Why is gradle 2.x unpacking jar files?

Hi,

At the moment we’re stuck with gradle 1.12 because it supports incremental compilation using Ant.

I tried to leverage the 2.1 incremental compilation feature in our build, but run into the different problem -> path length limits on Windows.

The problem is that jar files are unpacked to the build/temp folder and in java world the path tends to be really long. When you add:

build/temp/jarname_that_long_suffix/com/organization/packages/more/packages/SomeClass$InnerClass$MoreInnerClass.class

files into the mix and you have to work on windows, you’re done. You’re forced to use gradle 1.x.

So my question is, why is gradle unpacking jar files in the first place? Is there any way to workaround this?

Thank you.

At the moment we’re stuck with gradle 1.12 because it supports incremental compilation using Ant.

Gradle 2.* does not remove the ant incremental compilation. Gradle 2.* adds a new incubating feature, the incremental compilation, however you are not obliged to use this new feature.

I’ve created a ticket for long paths on windows (it seems cleaner than converting this question to jira): GRADLE-3192

Hope that helps!

Thank you for your reply and filing an issue.

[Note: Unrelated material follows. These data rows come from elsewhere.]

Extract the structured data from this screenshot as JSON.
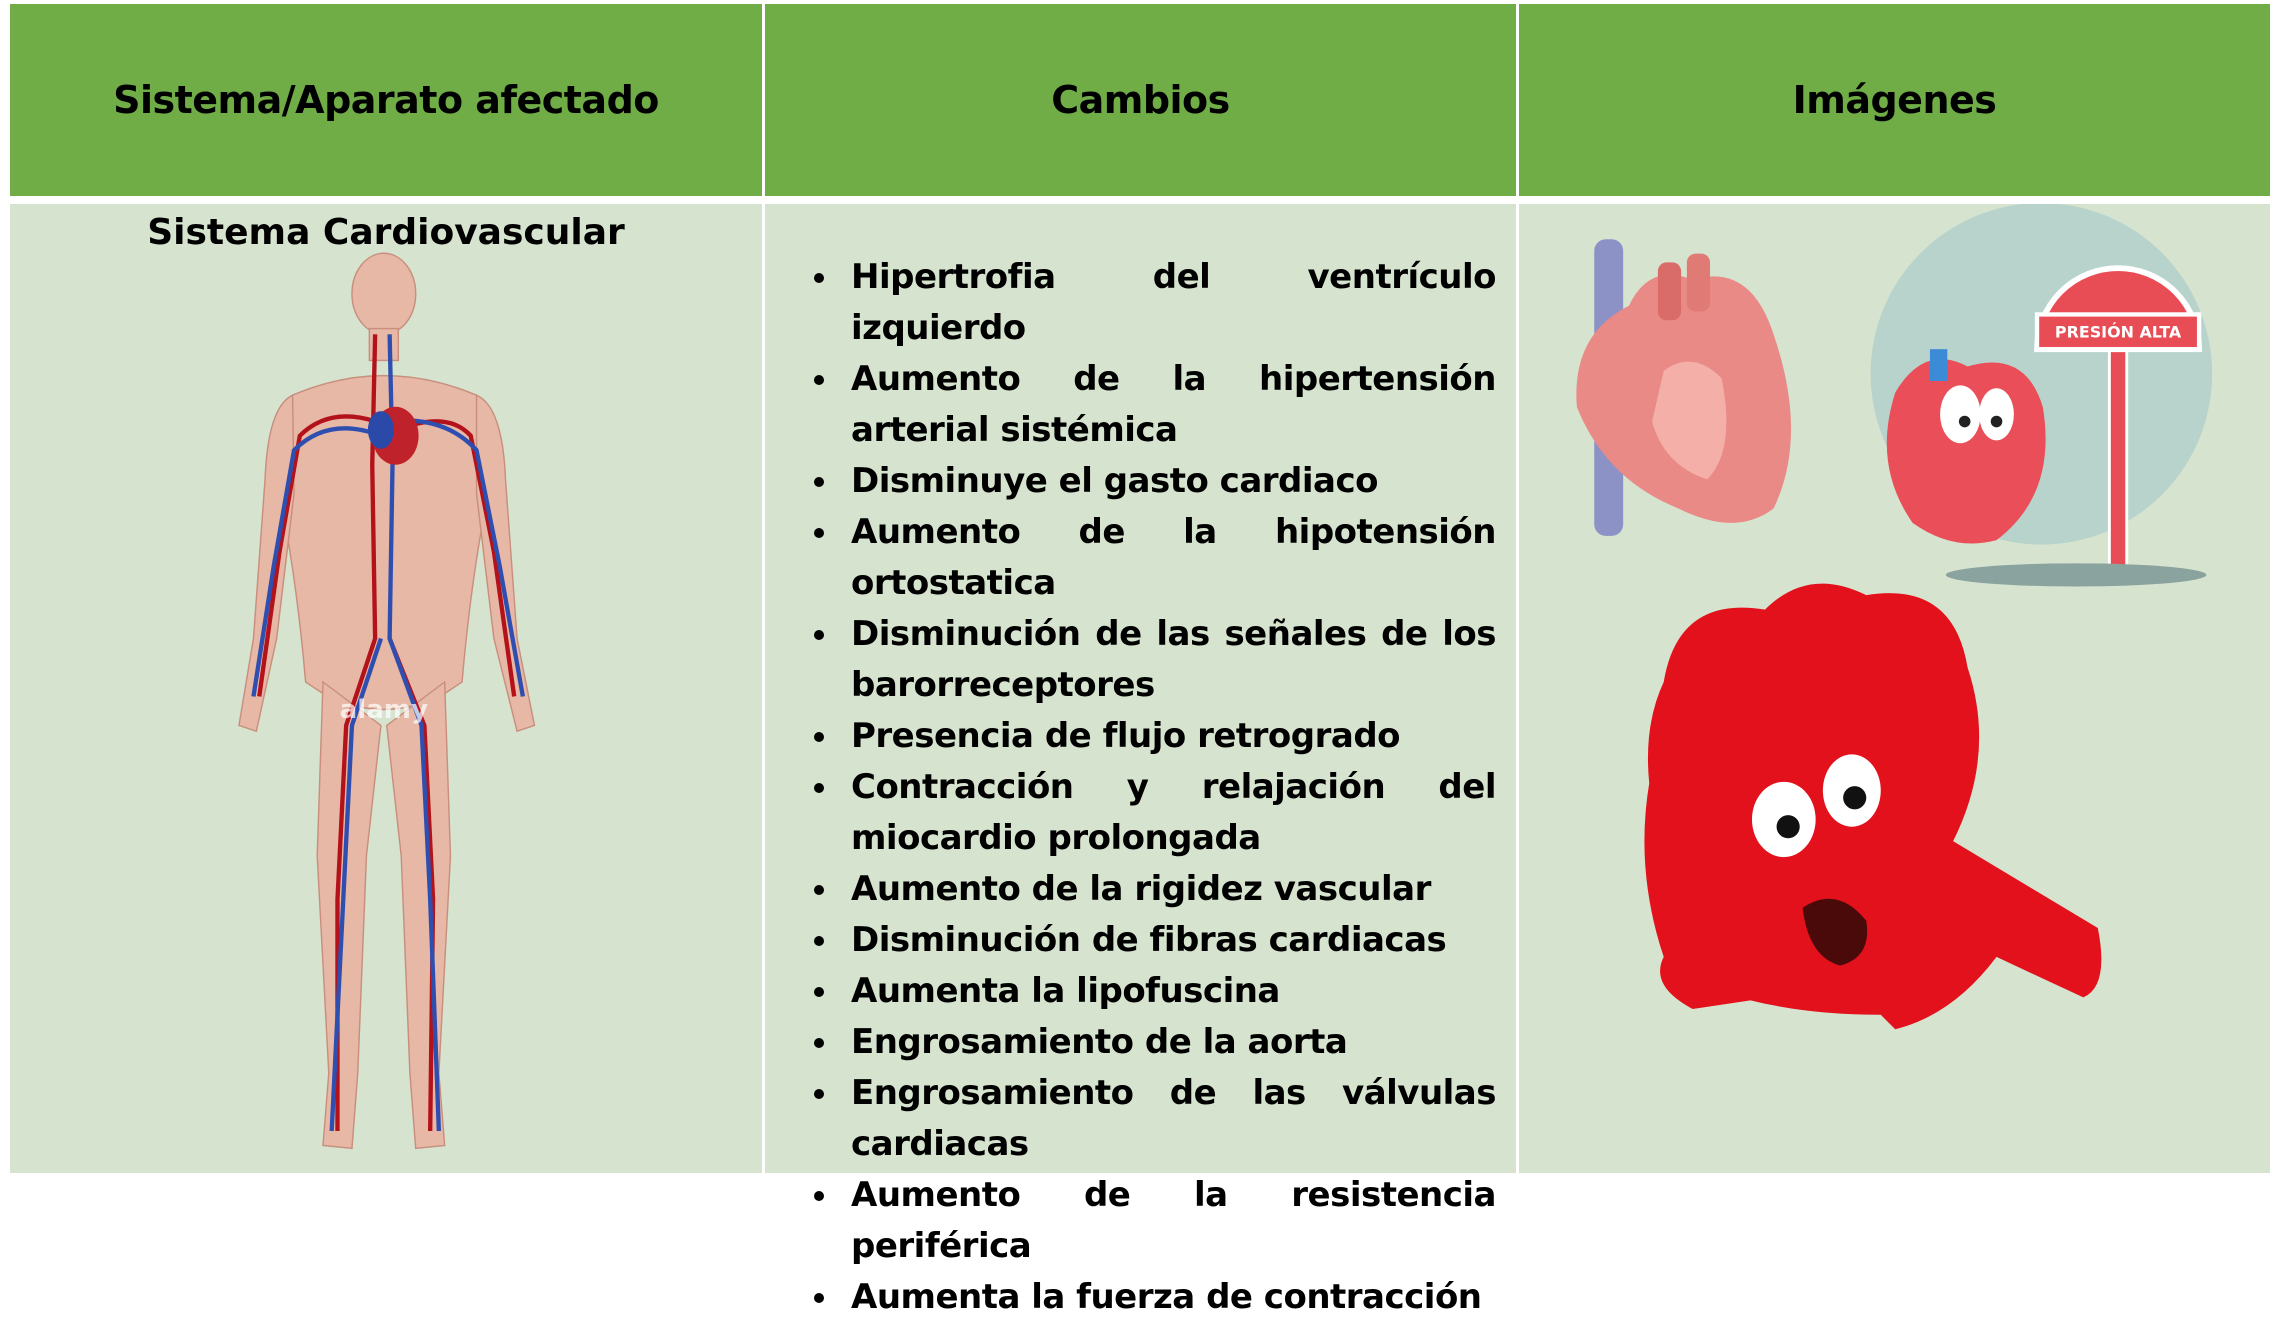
{
  "table": {
    "header": [
      "Sistema/Aparato afectado",
      "Cambios",
      "Imágenes"
    ],
    "rows": [
      {
        "system": "Sistema Cardiovascular",
        "changes": [
          "Hipertrofia del ventrículo izquierdo",
          "Aumento de la hipertensión arterial sistémica",
          "Disminuye el gasto cardiaco",
          "Aumento de la hipotensión ortostatica",
          "Disminución de las señales de los barorreceptores",
          "Presencia de flujo retrogrado",
          "Contracción y relajación del miocardio prolongada",
          "Aumento de la rigidez vascular",
          "Disminución de fibras cardiacas",
          "Aumenta la lipofuscina",
          "Engrosamiento de la aorta",
          "Engrosamiento de las válvulas cardiacas",
          "Aumento de la resistencia periférica",
          "Aumenta la fuerza de contracción"
        ],
        "watermark": "alamy",
        "sign": "PRESIÓN ALTA"
      }
    ]
  }
}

Regarding options.useAnt I though it was scheduled to be removed in 2.x with no replacement.

You are right, there is no replacement for this discontinued feature. I’ve missed that because we still have useDepend feature that requires useAnt :slight_smile: We need to remove options.useDepend, too. Anyhow, sorry that you cannot use Gradle 2.* at the moment. I hope you can consider using Gradle’s native compilation (no need to use ‘incremental’ for now) and still upgrade to Gradle 2.* Personally, I have not seen anyone using ant’s incremental java compilation ‘in real’ because of its limitations.

Well, our compilation takes ~15 minutes as opposed to ~5 minutes when incremental compilation can be used (usually the case when you change just few files).

I’ll keep an eye on the ticket.

Thank you.

The main reason I observed people are avoiding standard ant / javac incremental compilation is that eventually they end up with costly runtime error which root cause lies in the incorrect compilation. For example, changing a non-private static field will not be detected by javac’s dependency analysis resulting in a binaries that cannot be used reliably. I understand that optimization could be useful for local builds so just be cautious :slight_smile:

We’ll improve the incremental java compilation. Any chance you can try checking out the project closer to c:\ and trying out the incubating incremental compilation?